Students race, show engineering skills
Published 12:00 am Tuesday, December 1, 2009
By Steve Huffman
shuffman@salisburypost.com
GOLD HILL ó Kevin Bower said the canoe races held here Friday allow participants the opportunity to combine the study of civil engineering with excitement.
Then Bower, committee and student activities director for the University of North Carolina at Charlotte’s American Society of Civil Engineers, chuckled at the irony of putting the words “civil engineers” and “excitement” in the same sentence.
“Normal people would think that’s kind of crazy,” he admitted, grinning.
The event held Friday at Ben Ketchie Park was Stalite’s annual Concrete Canoe Challenge. It was part of the 2009 Carolinas Conference, a competition involving civil engineering majors from 10 colleges and universities in North Carolina, South Carolina and Georgia.
The Challenge is intended to allow schools the opportunity to showcase the strengths of their civil engineering departments. Competitions in the Challenge included recycling, environmental and design events, plus a tug-of-war.
But it was the canoe racing that brought the crux of the 250 students and their instructors to Rowan County.
Bower said students spend months preparing their canoes, mixing and re-mixing concrete until they get a creation that makes for just the right buoyancy.

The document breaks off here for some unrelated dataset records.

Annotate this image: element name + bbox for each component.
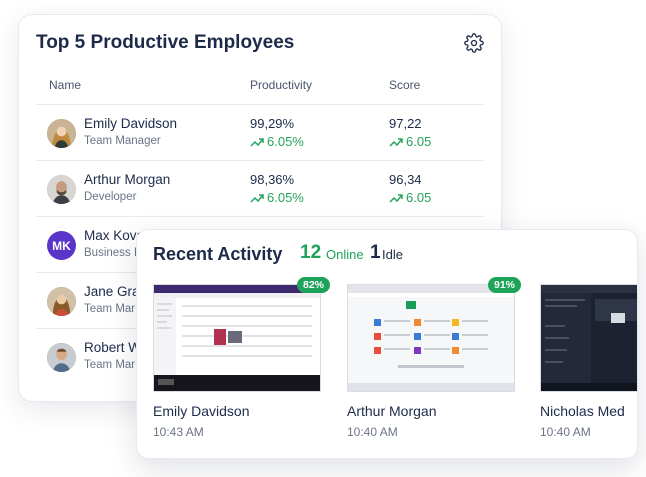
table-row[interactable]: Emily Davidson Team Manager 99,29% 6.05%… [19, 105, 501, 161]
activity-user-name[interactable]: Nicholas Med [540, 403, 625, 419]
trend-up-icon [389, 137, 403, 147]
activity-screenshot[interactable] [153, 284, 321, 392]
activity-time: 10:40 AM [540, 425, 591, 439]
column-header-name: Name [49, 78, 82, 92]
activity-user-name[interactable]: Arthur Morgan [347, 403, 437, 419]
avatar [47, 119, 76, 148]
activity-screenshot[interactable] [347, 284, 515, 392]
employee-name[interactable]: Jane Gra [84, 284, 140, 299]
table-row[interactable]: Robert W Team Mar [19, 329, 501, 385]
avatar [47, 343, 76, 372]
productivity-change-value: 6.05% [267, 190, 304, 205]
avatar: MK [47, 231, 76, 260]
table-row[interactable]: Arthur Morgan Developer 98,36% 6.05% 96,… [19, 161, 501, 217]
activity-time: 10:40 AM [347, 425, 398, 439]
idle-count: 1 [370, 242, 381, 263]
score-change-value: 6.05 [406, 134, 432, 149]
online-label: Online [326, 247, 364, 262]
recent-activity-title: Recent Activity [153, 244, 283, 264]
productivity-change: 6.05% [250, 134, 304, 149]
employee-name[interactable]: Robert W [84, 340, 142, 355]
score-change-value: 6.05 [406, 190, 432, 205]
table-row[interactable]: MK Max Kova Business I [19, 217, 501, 273]
score-value: 97,22 [389, 116, 422, 131]
trend-up-icon [389, 193, 403, 203]
employee-role: Team Mar [84, 303, 136, 315]
score-change: 6.05 [389, 134, 431, 149]
column-header-score: Score [389, 78, 421, 92]
score-change: 6.05 [389, 190, 431, 205]
score-value: 96,34 [389, 172, 422, 187]
employee-role: Developer [84, 191, 137, 203]
productivity-change: 6.05% [250, 190, 304, 205]
activity-screenshot[interactable] [540, 284, 637, 392]
employee-role: Team Manager [84, 135, 161, 147]
productivity-badge: 82% [297, 277, 331, 293]
productivity-change-value: 6.05% [267, 134, 304, 149]
avatar [47, 175, 76, 204]
recent-activity-card: Recent Activity 12 Online 1 Idle 82% Emi… [136, 229, 638, 459]
employee-role: Team Mar [84, 359, 136, 371]
employee-role: Business I [84, 247, 138, 259]
online-count: 12 [300, 242, 322, 263]
card-title: Top 5 Productive Employees [36, 32, 295, 53]
productivity-value: 98,36% [250, 172, 295, 187]
trend-up-icon [250, 137, 264, 147]
gear-icon[interactable] [464, 33, 484, 53]
header-divider [36, 104, 483, 105]
productivity-badge: 91% [488, 277, 522, 293]
activity-user-name[interactable]: Emily Davidson [153, 403, 250, 419]
trend-up-icon [250, 193, 264, 203]
row-divider [36, 216, 483, 217]
productivity-value: 99,29% [250, 116, 295, 131]
table-row[interactable]: Jane Gra Team Mar [19, 273, 501, 329]
avatar [47, 287, 76, 316]
idle-label: Idle [382, 247, 403, 262]
row-divider [36, 160, 483, 161]
column-header-productivity: Productivity [250, 78, 313, 92]
employee-name[interactable]: Max Kova [84, 228, 145, 243]
employee-name[interactable]: Emily Davidson [84, 116, 178, 131]
activity-time: 10:43 AM [153, 425, 204, 439]
employee-name[interactable]: Arthur Morgan [84, 172, 171, 187]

“The idea is to build camaraderie and showcase their innovation,” Bower said of what students are striving for.
Though members of the Rowan Rescue Squad were on hand with their big air boat that resembles something that might be found in the Florida Everglades, Bower said the likelihood of one of the concrete canoes sinking was slim.
He said each canoe must pass a “swamp test” before the start of the races whereby they’re flooded with water, then prove they’ll still float.
Such a test didn’t always precede competitions, meaning that at one time, some of the canoes’ buoyancy was, at best, suspect.
“In the old days, we left a lot of ’em on the bottom,” Bower said, chuckling again.
Erica Cutler is a UNC-Charlotte student who paddled the school’s concrete canoe in a “sprint” competition. To refer to the race as a “sprint,” Cutler admitted, was a bit of a stretch.
She said the only practice she and her paddling partner had in a canoe prior to Friday occurred when they took a regular canoe out for a few spins around the water.
The difference, Cutler said, was comparable to practicing in a Jaguar before taking a Model-T Ford out for a spin.
“This was very different,” Cutler said of racing a concrete canoe. “It’s hard to steer and the other canoe kept getting in the way.”
In addition to the sprint races, Friday’s competitions included a marathon event around the lake there at Ben Ketchie Park. That latter event took the better part of 15 minutes.
Greg Brigman is UNC-Charlotte’s student chapter president for the American Society of Civil Engineers. He said the Challenge will continue today with a steel bridge construction event on the school’s campus.
“We just pretty much come out and have fun,” he said of the annual Challenge. “It’s something we all look forward to.”
Brigman said constructing a concrete canoe isn’t something that’s done quickly.
“Lots of time, lots of patience,” he said of the effort that goes into the construction.
Justin Nance, conference chairman of UNC-Charlotte’s American Society of Civil Engineers, agreed.
“Everyone has different mix designs,” he said.
The races drew lots of interest from the hundred or more who watched from the shore. A judge who fired a starter’s gun to kick off each race would first shout, “Paddles up!”
Volunteers from the Gold Hill Fire Department prepared lunches for participants and their instructors.
In addition to UNCC, schools that competed in the Challenge included The Citadel, Clemson, Duke, Georgia Tech, North Carolina A&T, N.C. State, South Carolina, South Carolina State and Trident Technical College.